Dabei richtete der FDP-Kommunalpolitiker auch einen Wunsch nach Wiesbaden: "Die Koalitionsgespräche sind zu Ende gegangen. Ich hoffe, dass die Landesregierung die Belange der Kommunen besonders im Auge hat. Die Knechtschaft muss beendet werden - hier besteht ein dringender Handlungsbedarf. Am Ende müssen auch die Bürger unserer Stadt die Kosten tragen und dies steigert sicherlich nicht die Attraktivität unserer geliebten Kreisstadt." Abschließend regte er an, dass Politik und Verwaltung ein Leitbild für die Stadt strategisch aufstellen sollte, dies sei leider in der Vergangenheit in Vergessenheit geraten, so Böhle abschließend.

Wenig Perspektiven in der Verwaltung geboten

Jürgen Richter (FWG) schlug bei seiner Haushaltsrede eher kritische Töne an: "Der Schwerpunkt liegt im Verwalten von bereits laufenden Projekten und zeigt somit leider wenig Perspektiven und Zukunftsideen einer neuen Bürgermeisterin auf. Der angekündigte Wille, Bad Hersfeld gestalten zu wollen, ist zumindest für unsere Fraktion in diesem Haushalt nicht zu erkennen." Dabei nannte er unter anderem, die im Wahlkampf angedachte Markthalle, die auch bei der FWG auf breites Interesse gestoßen war und nun gar nicht im Haushalt enthalten ist. Auch weitere Projekte für den Klimaschutz seien nur unzureichend berücksichtigt. Generell fordert Richter, dass die Kommunikation zwischen Politik und Magistrat sich deutlich verbessern müsse, dies habe man auch bei den Haushaltsberatungen spüren können.

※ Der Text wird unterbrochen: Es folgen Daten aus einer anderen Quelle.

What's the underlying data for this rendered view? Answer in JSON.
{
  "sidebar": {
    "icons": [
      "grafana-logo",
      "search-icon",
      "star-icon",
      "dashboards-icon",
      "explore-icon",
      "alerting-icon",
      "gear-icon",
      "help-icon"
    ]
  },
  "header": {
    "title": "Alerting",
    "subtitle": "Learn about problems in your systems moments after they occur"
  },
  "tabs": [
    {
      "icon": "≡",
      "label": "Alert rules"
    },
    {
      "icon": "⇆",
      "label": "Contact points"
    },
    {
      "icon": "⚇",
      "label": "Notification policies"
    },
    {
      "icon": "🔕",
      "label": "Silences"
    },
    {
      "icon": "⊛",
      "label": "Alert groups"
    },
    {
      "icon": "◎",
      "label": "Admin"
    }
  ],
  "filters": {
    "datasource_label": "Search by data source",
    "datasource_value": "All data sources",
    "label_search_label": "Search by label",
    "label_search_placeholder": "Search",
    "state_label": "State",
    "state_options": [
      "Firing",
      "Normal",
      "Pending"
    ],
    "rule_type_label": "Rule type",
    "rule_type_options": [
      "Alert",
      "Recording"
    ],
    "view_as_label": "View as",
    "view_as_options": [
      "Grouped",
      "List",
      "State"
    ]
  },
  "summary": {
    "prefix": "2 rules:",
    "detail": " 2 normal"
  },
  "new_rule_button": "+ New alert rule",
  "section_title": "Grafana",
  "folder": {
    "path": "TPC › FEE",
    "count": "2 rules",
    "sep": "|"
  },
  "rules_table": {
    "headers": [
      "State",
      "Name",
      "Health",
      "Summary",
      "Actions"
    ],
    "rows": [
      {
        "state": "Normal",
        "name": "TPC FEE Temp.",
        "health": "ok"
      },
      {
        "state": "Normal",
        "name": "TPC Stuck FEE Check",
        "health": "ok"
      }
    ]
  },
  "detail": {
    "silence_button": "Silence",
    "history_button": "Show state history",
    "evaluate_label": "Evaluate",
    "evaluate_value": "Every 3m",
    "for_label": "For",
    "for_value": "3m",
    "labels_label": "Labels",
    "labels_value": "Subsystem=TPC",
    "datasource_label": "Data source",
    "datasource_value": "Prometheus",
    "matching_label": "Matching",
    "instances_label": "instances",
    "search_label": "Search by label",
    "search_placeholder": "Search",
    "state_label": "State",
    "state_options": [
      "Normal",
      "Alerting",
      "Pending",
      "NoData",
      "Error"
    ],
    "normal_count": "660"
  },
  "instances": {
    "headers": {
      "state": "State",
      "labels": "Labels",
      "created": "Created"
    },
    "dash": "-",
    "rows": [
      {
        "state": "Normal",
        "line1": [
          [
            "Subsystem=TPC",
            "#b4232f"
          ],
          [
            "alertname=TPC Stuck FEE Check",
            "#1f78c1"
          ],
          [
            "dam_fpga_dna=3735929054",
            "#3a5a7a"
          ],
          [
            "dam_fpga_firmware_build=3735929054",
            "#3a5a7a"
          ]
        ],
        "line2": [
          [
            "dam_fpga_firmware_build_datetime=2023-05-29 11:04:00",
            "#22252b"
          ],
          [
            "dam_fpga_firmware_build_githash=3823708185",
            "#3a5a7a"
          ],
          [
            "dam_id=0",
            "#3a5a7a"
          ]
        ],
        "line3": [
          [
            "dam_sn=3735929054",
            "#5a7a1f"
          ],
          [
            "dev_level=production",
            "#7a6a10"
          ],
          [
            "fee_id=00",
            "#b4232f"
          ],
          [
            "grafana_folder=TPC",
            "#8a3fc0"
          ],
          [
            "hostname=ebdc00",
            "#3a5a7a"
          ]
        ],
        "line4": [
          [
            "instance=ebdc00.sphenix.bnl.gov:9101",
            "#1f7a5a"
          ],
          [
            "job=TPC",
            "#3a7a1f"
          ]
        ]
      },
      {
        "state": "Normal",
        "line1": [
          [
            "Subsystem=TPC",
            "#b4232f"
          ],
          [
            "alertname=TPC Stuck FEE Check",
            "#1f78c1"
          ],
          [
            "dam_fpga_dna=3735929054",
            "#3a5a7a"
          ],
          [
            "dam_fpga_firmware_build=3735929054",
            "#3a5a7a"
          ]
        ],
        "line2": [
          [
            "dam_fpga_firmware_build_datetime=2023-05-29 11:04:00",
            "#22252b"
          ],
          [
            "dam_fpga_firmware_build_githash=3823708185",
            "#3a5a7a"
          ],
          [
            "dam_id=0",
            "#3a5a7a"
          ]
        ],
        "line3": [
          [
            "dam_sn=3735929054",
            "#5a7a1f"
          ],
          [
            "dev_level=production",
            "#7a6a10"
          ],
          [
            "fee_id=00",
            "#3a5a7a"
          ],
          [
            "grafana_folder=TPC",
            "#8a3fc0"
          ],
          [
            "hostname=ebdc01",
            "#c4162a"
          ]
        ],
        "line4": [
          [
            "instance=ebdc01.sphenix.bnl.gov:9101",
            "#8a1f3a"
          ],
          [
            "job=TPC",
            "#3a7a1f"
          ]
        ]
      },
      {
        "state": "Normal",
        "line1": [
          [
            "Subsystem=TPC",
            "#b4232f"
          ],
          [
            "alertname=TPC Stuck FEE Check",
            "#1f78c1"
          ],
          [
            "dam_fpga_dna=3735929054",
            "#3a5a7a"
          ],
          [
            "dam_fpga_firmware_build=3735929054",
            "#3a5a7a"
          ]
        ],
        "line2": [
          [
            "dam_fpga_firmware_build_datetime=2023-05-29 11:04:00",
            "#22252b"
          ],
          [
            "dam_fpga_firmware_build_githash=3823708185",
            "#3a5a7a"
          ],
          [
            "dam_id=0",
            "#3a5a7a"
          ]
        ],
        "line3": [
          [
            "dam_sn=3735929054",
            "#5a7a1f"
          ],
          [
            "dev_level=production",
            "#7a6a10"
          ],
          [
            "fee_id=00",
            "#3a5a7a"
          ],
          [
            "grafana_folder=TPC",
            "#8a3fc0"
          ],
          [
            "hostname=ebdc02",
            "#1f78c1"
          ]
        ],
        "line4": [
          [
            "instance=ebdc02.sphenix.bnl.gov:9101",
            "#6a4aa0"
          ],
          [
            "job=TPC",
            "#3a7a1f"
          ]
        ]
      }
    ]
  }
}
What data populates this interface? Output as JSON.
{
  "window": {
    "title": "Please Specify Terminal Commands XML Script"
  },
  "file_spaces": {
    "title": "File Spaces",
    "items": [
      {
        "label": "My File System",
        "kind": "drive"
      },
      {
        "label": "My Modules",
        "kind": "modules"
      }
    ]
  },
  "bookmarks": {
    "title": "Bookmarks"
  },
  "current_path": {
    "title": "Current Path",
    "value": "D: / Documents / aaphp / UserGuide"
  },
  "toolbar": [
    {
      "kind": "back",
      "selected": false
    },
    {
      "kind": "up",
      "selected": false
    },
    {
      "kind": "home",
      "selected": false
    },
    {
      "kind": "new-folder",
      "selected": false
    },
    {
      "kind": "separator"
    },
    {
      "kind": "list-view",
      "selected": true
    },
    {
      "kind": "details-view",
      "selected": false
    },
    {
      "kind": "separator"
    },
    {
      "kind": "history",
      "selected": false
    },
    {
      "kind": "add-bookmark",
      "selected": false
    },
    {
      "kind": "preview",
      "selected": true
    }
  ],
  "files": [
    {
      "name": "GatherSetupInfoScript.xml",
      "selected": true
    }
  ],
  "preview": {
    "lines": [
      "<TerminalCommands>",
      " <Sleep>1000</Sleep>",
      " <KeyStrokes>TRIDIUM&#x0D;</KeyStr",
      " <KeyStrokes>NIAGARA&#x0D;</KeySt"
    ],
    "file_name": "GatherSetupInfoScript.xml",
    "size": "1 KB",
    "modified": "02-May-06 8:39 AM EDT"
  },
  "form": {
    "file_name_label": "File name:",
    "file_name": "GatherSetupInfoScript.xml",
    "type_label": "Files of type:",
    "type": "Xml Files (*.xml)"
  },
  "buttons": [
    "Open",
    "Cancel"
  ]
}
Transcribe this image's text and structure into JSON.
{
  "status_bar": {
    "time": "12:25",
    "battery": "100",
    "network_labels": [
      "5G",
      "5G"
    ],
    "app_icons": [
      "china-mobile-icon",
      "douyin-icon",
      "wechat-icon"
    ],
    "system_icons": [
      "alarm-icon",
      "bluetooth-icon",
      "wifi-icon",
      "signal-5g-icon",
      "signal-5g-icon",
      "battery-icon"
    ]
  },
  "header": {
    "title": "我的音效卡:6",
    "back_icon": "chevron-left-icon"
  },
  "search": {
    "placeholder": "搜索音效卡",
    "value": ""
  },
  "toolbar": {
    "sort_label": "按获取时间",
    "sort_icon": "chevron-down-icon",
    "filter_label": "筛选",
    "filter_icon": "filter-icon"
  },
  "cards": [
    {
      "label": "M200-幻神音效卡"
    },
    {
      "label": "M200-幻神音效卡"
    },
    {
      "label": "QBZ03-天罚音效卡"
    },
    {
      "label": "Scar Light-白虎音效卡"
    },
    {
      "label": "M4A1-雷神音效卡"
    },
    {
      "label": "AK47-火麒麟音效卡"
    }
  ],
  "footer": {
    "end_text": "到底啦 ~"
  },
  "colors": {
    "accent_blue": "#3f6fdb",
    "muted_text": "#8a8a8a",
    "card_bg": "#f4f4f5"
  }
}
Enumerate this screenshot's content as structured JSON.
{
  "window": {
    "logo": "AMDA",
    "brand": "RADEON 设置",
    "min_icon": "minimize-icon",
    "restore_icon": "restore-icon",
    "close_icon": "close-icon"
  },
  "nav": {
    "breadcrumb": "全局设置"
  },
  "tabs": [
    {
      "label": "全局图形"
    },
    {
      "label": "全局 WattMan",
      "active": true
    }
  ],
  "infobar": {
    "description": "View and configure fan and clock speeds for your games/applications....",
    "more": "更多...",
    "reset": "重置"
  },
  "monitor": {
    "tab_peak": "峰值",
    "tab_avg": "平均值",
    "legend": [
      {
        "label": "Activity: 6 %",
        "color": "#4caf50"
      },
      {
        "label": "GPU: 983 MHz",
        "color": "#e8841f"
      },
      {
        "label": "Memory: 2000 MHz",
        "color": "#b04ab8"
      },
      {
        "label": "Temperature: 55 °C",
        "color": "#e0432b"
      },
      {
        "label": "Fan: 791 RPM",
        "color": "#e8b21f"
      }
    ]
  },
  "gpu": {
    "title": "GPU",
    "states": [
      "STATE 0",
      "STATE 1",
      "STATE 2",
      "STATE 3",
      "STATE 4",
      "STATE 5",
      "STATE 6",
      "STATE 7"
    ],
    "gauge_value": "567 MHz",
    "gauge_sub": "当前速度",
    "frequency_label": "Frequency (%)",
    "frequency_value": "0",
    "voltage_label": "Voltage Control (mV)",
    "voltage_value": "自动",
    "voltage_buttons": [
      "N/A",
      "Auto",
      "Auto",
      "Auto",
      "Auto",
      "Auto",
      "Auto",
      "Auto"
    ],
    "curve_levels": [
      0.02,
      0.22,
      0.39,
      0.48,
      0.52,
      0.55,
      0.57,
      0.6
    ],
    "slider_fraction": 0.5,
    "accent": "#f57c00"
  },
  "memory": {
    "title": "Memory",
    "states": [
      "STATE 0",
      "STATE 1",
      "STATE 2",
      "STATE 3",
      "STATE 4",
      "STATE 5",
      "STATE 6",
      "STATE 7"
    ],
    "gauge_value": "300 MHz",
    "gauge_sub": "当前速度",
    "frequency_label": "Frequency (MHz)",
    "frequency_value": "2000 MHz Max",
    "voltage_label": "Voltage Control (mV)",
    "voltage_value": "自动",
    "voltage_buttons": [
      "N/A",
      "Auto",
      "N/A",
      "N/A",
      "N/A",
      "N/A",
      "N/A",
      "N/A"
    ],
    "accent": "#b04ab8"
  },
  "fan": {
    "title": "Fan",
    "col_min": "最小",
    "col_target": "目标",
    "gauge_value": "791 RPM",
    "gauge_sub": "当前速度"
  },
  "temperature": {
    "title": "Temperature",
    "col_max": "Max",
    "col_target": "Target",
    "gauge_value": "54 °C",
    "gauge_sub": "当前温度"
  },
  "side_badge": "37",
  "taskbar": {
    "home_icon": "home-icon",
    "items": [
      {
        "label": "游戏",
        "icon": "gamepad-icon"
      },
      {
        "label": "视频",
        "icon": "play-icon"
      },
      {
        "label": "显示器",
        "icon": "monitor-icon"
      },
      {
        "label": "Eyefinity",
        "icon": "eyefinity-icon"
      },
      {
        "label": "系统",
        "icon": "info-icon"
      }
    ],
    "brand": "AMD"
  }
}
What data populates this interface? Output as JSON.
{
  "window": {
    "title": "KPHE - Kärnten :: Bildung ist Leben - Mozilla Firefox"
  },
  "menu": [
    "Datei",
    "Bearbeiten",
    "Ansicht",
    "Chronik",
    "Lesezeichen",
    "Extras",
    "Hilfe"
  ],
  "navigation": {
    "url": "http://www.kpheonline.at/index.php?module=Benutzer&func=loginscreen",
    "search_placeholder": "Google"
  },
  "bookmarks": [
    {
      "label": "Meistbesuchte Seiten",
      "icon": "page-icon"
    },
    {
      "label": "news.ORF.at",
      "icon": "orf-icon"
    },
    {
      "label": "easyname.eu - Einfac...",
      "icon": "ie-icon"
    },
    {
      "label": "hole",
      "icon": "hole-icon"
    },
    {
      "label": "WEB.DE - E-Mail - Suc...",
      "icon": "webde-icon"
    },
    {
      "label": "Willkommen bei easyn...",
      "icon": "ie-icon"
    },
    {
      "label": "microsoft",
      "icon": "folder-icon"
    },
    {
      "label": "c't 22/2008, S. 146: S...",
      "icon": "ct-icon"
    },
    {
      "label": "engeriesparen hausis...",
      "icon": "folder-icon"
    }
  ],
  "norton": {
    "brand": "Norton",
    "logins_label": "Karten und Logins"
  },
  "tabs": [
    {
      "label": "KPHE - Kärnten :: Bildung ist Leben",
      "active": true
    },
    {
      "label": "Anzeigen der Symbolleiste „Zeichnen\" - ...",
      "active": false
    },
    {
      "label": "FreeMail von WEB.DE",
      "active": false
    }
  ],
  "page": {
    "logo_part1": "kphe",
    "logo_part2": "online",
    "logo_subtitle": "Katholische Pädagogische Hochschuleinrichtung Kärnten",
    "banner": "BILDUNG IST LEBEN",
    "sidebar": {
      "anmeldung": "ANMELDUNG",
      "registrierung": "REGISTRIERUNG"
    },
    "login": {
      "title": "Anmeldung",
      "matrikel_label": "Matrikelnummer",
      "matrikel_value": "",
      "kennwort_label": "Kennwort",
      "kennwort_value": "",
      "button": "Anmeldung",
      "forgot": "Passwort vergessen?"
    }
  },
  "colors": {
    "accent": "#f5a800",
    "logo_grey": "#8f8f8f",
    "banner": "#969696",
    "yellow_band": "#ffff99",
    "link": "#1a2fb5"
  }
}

Doch er kritisierte nicht nur, positiv hob er die Rolle des Fachbereichs Stadtmarketing hervor: "Unser Fachbereich Stadtmarketing, der seit Jahren eine ausgezeichnete Arbeit macht. Die gesetzten Impulse und alle Aktionen, die über das gesamte Jahr in Bad Hersfeld angeboten werden, schaffen einen breiten Rahmen für jede Menge Leben in der Stadt und in Zusammenarbeit mit anderen Akteuren werden die Programme abgerundet."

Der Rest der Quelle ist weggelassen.